A recent study sheds light on the evolution of animals

  •  Wednesday, June 28th, 2023  Animalsforkids

    A study led by the University of Oxford has brought mankind one step closer to solving a mystery that has baffled naturalists since Charles Darwin: when did animals first appear on the Earth? The study, “Fossilization processes and our reading of animal antiquity,” has been published in Trends in Ecology & Evolution.
    Animals first appear in the fossil record about 574 million years ago. Their arrival seems like a sudden “explosion” in rocks from the Cambrian period (539 million years ago to 485 million years ago) and is not in sync with typically gradual pace of evolutionary change. Many scientists (including Charles Darwin himself) believe that the first animals actually evolved long before the Cambrian period, but they simply cannot provide explanation for their absence from the fossil record.
    The “molecular clock” approach, for instance, proposes that animals first evolved 800 million years ago, during the early part of the Neoproterozoic era (1,000 million years ago to 539 million years ago). This approach utilizes the rates at which genes accumulate mutations to determine the point in time when two or more living species last shared a common ancestor. But although rocks from the early Neoproterozoic contain fossil microorganisms, no animal fossils have been found.

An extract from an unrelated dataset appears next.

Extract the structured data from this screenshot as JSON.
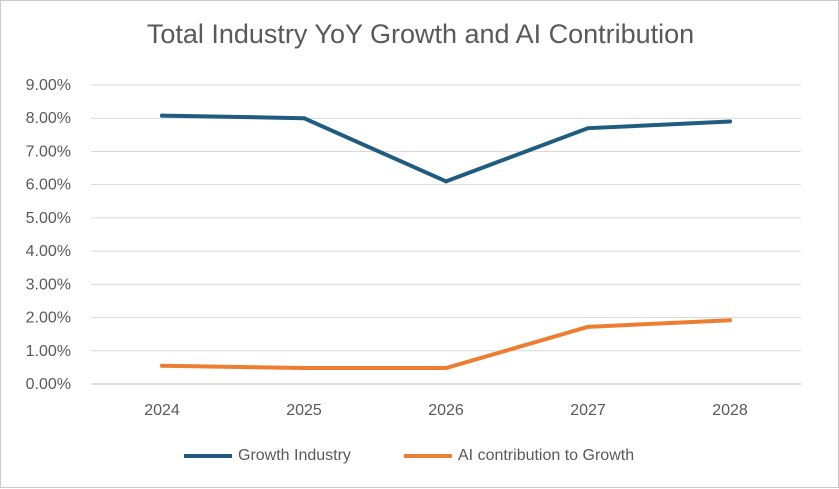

    This posed a dilemma for palaeontologists: does the molecular clock method overestimate and misjudge the point at which animals first evolved? Or were animals in fact present during the early Neoproterozoic, but too soft and fragile to be preserved?
    To investigate this, a team of researchers led by Dr. Ross Anderson from the University of Oxford’s Department of Earth Sciences have conducted the most thorough assessment to date of the preservation conditions that would be expected to capture the earliest animal fossils.

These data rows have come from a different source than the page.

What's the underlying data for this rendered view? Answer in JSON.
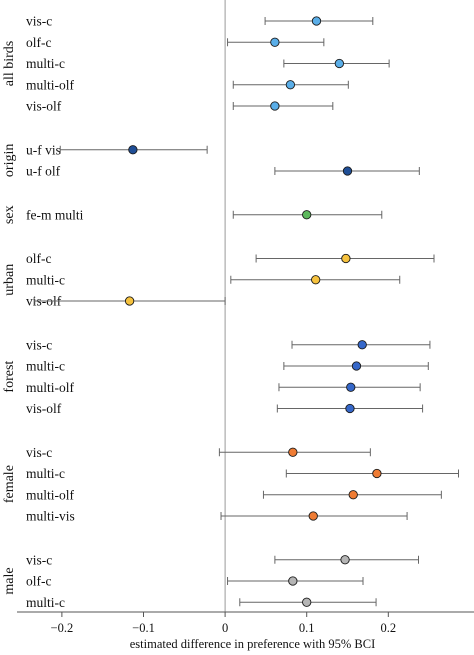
{
  "chart_data": {
    "type": "forest",
    "xlabel": "estimated difference in preference with 95% BCI",
    "xlim": [
      -0.255,
      0.305
    ],
    "xticks": [
      -0.2,
      -0.1,
      0,
      0.1,
      0.2
    ],
    "xtick_labels": [
      "−0.2",
      "−0.1",
      "0",
      "0.1",
      "0.2"
    ],
    "reference_line": 0,
    "colors": {
      "blue_light": "#5aaee8",
      "blue_dark": "#1f4e96",
      "blue_mid": "#3567c9",
      "green": "#5cb85c",
      "yellow": "#f6c23e",
      "orange": "#ef7c34",
      "grey": "#b5b5b5"
    },
    "groups": [
      {
        "label": "all birds",
        "rows": [
          {
            "label": "vis-c",
            "estimate": 0.112,
            "lower": 0.049,
            "upper": 0.181,
            "color": "#5aaee8"
          },
          {
            "label": "olf-c",
            "estimate": 0.061,
            "lower": 0.003,
            "upper": 0.121,
            "color": "#5aaee8"
          },
          {
            "label": "multi-c",
            "estimate": 0.14,
            "lower": 0.072,
            "upper": 0.201,
            "color": "#5aaee8"
          },
          {
            "label": "multi-olf",
            "estimate": 0.08,
            "lower": 0.01,
            "upper": 0.151,
            "color": "#5aaee8"
          },
          {
            "label": "vis-olf",
            "estimate": 0.061,
            "lower": 0.01,
            "upper": 0.132,
            "color": "#5aaee8"
          }
        ]
      },
      {
        "label": "origin",
        "rows": [
          {
            "label": "u-f vis",
            "estimate": -0.113,
            "lower": -0.202,
            "upper": -0.022,
            "color": "#1f4e96"
          },
          {
            "label": "u-f olf",
            "estimate": 0.15,
            "lower": 0.061,
            "upper": 0.238,
            "color": "#1f4e96"
          }
        ]
      },
      {
        "label": "sex",
        "rows": [
          {
            "label": "fe-m multi",
            "estimate": 0.1,
            "lower": 0.01,
            "upper": 0.192,
            "color": "#5cb85c"
          }
        ]
      },
      {
        "label": "urban",
        "rows": [
          {
            "label": "olf-c",
            "estimate": 0.148,
            "lower": 0.038,
            "upper": 0.256,
            "color": "#f6c23e"
          },
          {
            "label": "multi-c",
            "estimate": 0.111,
            "lower": 0.007,
            "upper": 0.214,
            "color": "#f6c23e"
          },
          {
            "label": "vis-olf",
            "estimate": -0.117,
            "lower": -0.234,
            "upper": 0.0,
            "color": "#f6c23e"
          }
        ]
      },
      {
        "label": "forest",
        "rows": [
          {
            "label": "vis-c",
            "estimate": 0.168,
            "lower": 0.082,
            "upper": 0.251,
            "color": "#3567c9"
          },
          {
            "label": "multi-c",
            "estimate": 0.161,
            "lower": 0.072,
            "upper": 0.249,
            "color": "#3567c9"
          },
          {
            "label": "multi-olf",
            "estimate": 0.154,
            "lower": 0.066,
            "upper": 0.239,
            "color": "#3567c9"
          },
          {
            "label": "vis-olf",
            "estimate": 0.153,
            "lower": 0.064,
            "upper": 0.242,
            "color": "#3567c9"
          }
        ]
      },
      {
        "label": "female",
        "rows": [
          {
            "label": "vis-c",
            "estimate": 0.083,
            "lower": -0.007,
            "upper": 0.178,
            "color": "#ef7c34"
          },
          {
            "label": "multi-c",
            "estimate": 0.186,
            "lower": 0.075,
            "upper": 0.286,
            "color": "#ef7c34"
          },
          {
            "label": "multi-olf",
            "estimate": 0.157,
            "lower": 0.047,
            "upper": 0.265,
            "color": "#ef7c34"
          },
          {
            "label": "multi-vis",
            "estimate": 0.108,
            "lower": -0.005,
            "upper": 0.223,
            "color": "#ef7c34"
          }
        ]
      },
      {
        "label": "male",
        "rows": [
          {
            "label": "vis-c",
            "estimate": 0.147,
            "lower": 0.061,
            "upper": 0.237,
            "color": "#b5b5b5"
          },
          {
            "label": "olf-c",
            "estimate": 0.083,
            "lower": 0.003,
            "upper": 0.169,
            "color": "#b5b5b5"
          },
          {
            "label": "multi-c",
            "estimate": 0.1,
            "lower": 0.018,
            "upper": 0.185,
            "color": "#b5b5b5"
          }
        ]
      }
    ]
  }
}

    Dr. Anderson said, “Cambrian mudstone deposits demonstrate exceptional preservation, even of soft and fragile animal tissues. We reasoned that if these conditions, known as Burgess Shale-Type (BST) preservation, also occurred in Neoproterozoic rocks, then a lack of fossils would suggest a real absence of animals at that time.”

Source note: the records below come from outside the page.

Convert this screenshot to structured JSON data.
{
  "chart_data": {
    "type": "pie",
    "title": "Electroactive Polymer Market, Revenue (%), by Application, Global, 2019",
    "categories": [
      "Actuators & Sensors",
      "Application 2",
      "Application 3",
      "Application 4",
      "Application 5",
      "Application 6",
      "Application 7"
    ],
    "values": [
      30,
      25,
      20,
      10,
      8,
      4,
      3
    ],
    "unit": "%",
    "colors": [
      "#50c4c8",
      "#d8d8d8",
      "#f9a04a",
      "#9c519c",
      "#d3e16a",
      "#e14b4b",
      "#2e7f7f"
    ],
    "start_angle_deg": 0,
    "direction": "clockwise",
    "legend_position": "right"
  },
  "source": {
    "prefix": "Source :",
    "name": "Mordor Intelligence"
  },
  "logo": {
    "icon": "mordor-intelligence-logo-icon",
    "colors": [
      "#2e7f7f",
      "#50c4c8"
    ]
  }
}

    Dr. Andersons’s team found that similarities in the distribution of clays with fossils in some rare early Neoproterozoic samples and with exceptional Cambrian deposits suggest that, in both cases, clays were attached to decaying tissues, and that conditions conducive to BST preservation were available in both time periods. This provides the primary ‘evidence for absence’ and supports the view that animals had not evolved by the early Neoproterozoic era, contrary to some molecular clock estimates.”